The virus exists as several strains and is transmitted by various species of aphids; the most important in Ireland is the grain aphid (Sitobion avenae).

Ploughing well before drilling (3+ weeks), burying or destroying trash completely and preparing well consolidated seedbeds will minimise the risk of direct transfer. Delaying sowing in the autumn (until after mid-October) and sowing early in the spring (before April) will minimize BYDV issues. Where this is not possible, or unusually mild weather is prevalent, control is heavily dependent on chemicals.

Spring Cereals

• Crops sown before the end of March should not require an aphicide. 
• Treat crops sown from early April once with a contact aphicide at GS 13-14.
Sowing date is crucial, there can be up to 20 times more BYDV in April sown crops compared to crops sown in March.

Winter Cereals
• Treat crops sown in September with a contact aphicide at GS 12/13 (unless treated with Redigo Deter) and again in early November (first aphicide if treated with Redigo Deter). 
• Treat crops sown from early October with a contact aphicide in early November unless treated with Redigo Deter or sown very late and weather is cold.

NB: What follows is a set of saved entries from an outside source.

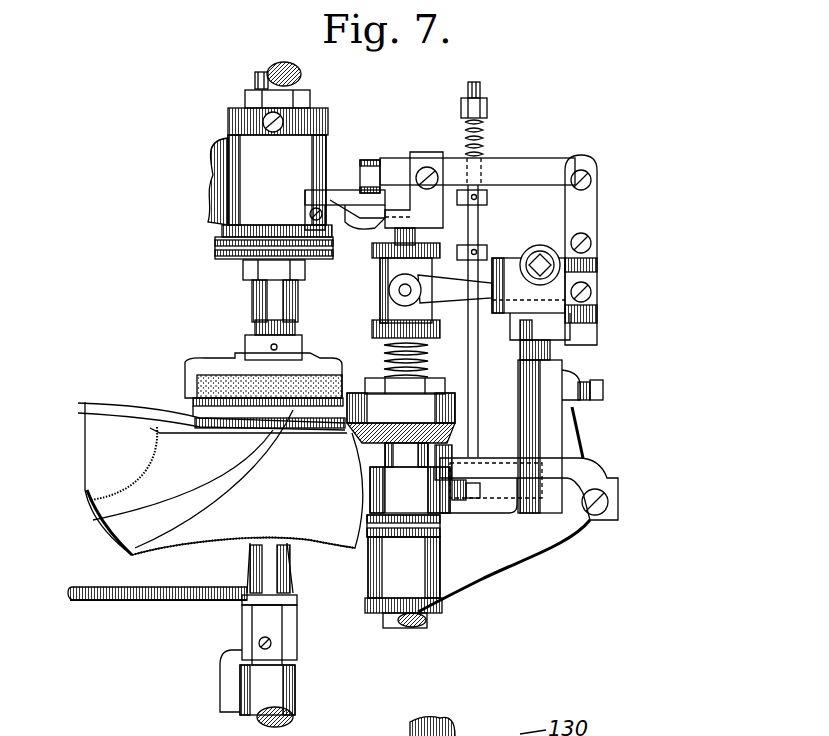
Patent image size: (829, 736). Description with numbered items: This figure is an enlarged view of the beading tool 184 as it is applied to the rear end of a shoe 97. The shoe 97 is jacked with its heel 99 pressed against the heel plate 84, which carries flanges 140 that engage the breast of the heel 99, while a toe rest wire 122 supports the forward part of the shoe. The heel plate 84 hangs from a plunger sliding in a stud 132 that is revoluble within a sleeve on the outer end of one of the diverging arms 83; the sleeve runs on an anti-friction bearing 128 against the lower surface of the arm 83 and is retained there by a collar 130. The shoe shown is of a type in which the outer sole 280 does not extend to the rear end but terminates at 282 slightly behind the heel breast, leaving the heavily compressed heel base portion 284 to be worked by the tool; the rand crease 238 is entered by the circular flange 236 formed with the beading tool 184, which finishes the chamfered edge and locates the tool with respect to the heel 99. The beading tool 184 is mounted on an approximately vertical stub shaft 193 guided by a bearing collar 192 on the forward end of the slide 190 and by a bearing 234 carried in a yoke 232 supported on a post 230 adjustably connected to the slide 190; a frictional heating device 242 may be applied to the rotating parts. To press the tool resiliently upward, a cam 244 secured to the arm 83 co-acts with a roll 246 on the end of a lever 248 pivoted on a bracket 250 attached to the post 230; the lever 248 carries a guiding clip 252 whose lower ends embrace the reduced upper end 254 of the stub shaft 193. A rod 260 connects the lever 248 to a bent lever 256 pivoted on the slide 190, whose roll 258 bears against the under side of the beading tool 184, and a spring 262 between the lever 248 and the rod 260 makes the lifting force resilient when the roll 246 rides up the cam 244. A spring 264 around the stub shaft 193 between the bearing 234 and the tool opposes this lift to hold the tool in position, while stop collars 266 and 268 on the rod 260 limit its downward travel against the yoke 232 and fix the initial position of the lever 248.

The collar 130 is at (232, 120).
The diverging arm 83 is at (213, 165).
The anti-friction bearing 128 is at (225, 245).
The stud 132 is at (262, 300).
The heel plate 84 is at (255, 355).
The flanges 140 is at (210, 385).
The outer sole 280 is at (110, 405).
The shoe 97 is at (237, 510).
The heel 99 is at (160, 428).
The termination of outer sole 282 is at (157, 427).
The rand crease 238 is at (93, 520).
The heel base portion 284 is at (135, 548).
The toe rest wire 122 is at (140, 597).
The cam 244 is at (345, 192).
The roll 246 is at (370, 162).
The guiding clip 252 is at (430, 152).
The reduced upper end of stub shaft 254 is at (413, 236).
The lever 248 is at (492, 160).
The spring 262 is at (480, 128).
The upper stop collar 268 is at (487, 197).
The lower stop collar 266 is at (483, 258).
The bracket 250 is at (588, 215).
The yoke 232 is at (593, 276).
The post 230 is at (560, 348).
The rod 260 is at (550, 362).
The circular flange 236 is at (465, 438).
The bearing 234 is at (385, 265).
The spring 264 is at (380, 357).
The beading tool 184 is at (437, 407).
The stub shaft 193 is at (368, 485).
The bearing collar 192 is at (420, 572).
The roll 258 is at (450, 488).
The slide 190 is at (602, 470).
The bent lever 256 is at (562, 470).
The frictional heating device 242 is at (520, 503).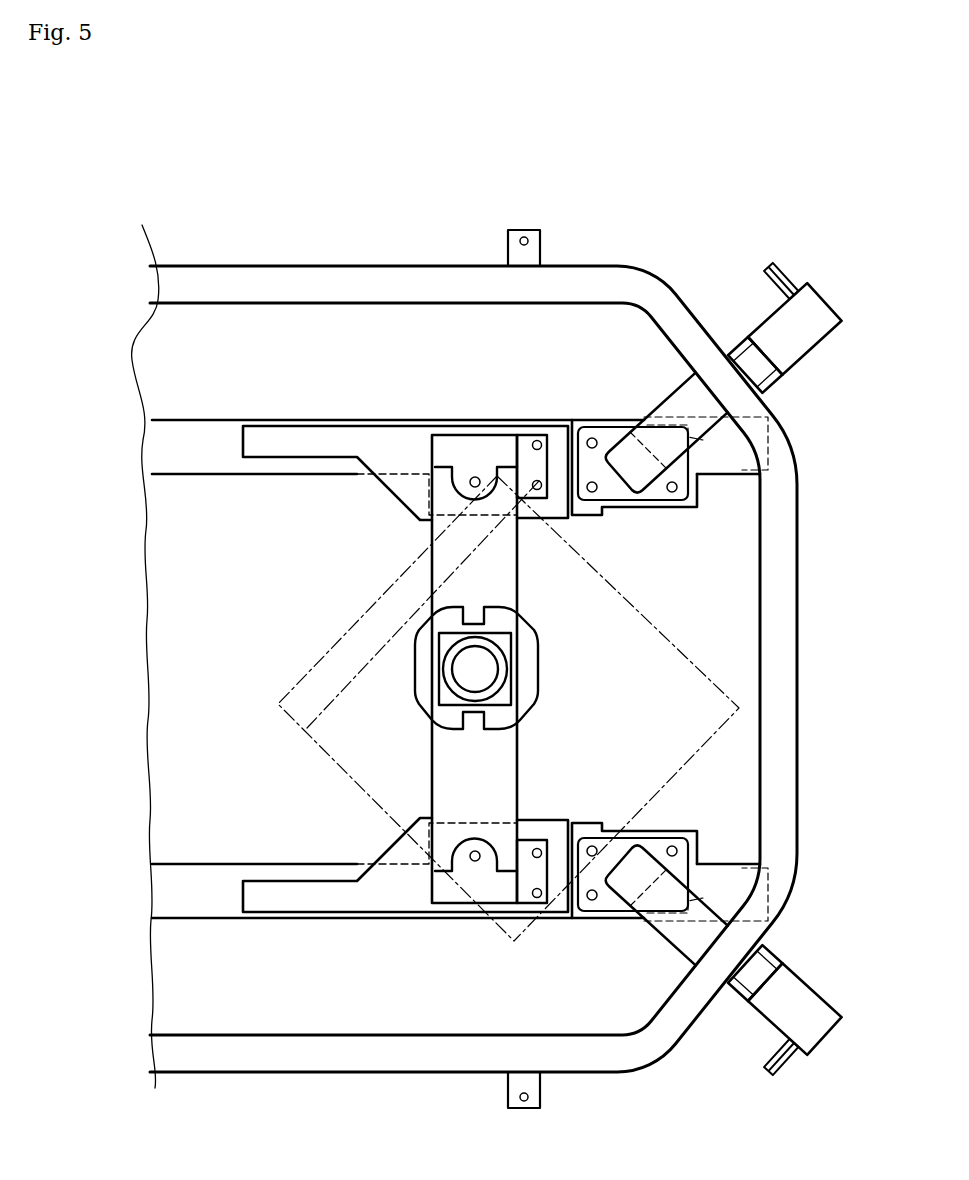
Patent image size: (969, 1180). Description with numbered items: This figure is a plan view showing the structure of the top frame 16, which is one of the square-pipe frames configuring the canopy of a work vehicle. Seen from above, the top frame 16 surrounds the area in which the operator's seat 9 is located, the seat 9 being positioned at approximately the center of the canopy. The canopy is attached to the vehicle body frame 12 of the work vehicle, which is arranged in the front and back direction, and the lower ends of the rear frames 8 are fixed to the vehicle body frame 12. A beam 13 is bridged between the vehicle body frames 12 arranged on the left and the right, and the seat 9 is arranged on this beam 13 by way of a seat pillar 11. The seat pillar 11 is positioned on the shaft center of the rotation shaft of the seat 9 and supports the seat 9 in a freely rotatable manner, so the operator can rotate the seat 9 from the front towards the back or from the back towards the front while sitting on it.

The rear frame 8 is at (653, 442).
The seat 9 is at (298, 680).
The seat pillar 11 is at (524, 640).
The vehicle body frame 12 is at (188, 462).
The beam 13 is at (499, 773).
The top frame 16 is at (287, 1057).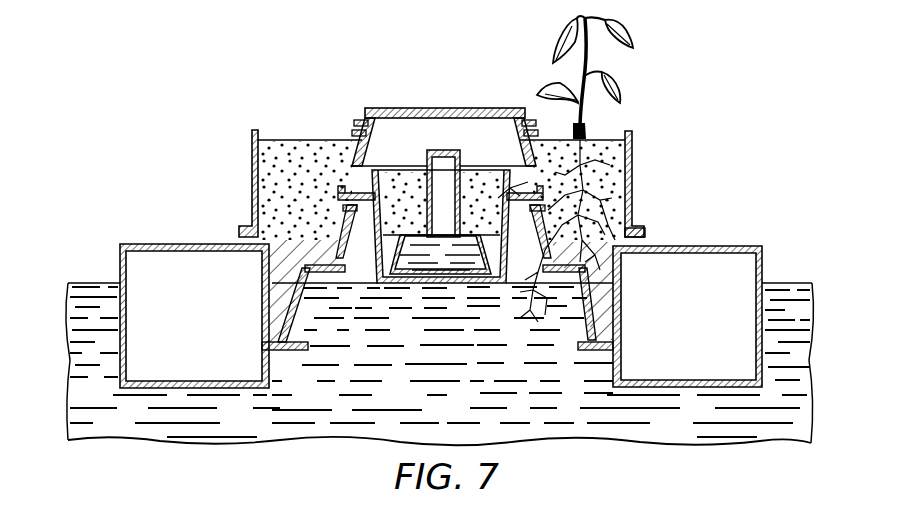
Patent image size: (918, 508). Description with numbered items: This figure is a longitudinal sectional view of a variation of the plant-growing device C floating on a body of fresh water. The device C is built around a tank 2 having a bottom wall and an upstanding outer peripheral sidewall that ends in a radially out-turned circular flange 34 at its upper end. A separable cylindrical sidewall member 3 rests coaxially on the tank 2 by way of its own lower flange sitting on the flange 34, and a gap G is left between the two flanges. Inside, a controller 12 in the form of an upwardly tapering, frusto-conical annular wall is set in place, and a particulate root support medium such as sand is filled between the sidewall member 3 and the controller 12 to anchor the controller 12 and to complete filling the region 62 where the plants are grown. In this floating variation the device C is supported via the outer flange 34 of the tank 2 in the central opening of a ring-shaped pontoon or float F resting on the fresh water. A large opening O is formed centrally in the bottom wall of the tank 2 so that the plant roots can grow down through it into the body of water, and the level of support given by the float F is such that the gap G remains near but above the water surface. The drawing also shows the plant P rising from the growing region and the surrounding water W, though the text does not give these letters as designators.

Pyrethroid Aphicide Resistance

All crops should be checked for the level of control 3-4 days after applying an aphicide. This is because partial resistance of certain populations of the Grain Aphid to Pyrethroids (Karate, Sumi Alpha, Decis, Cypersect etc.) has been confirmed in Ireland. Where control is unsatisfactory apply Dursban/Clinch (remember to observe tank mix restrictions with Dursban/Clinch). 

Key point: nearly all crops will require at least one aphicide. Check crops 3-4 days after spraying to ensure the product has worked as the presence of the Grain aphid with resistance to certain products has been confirmed in Ireland.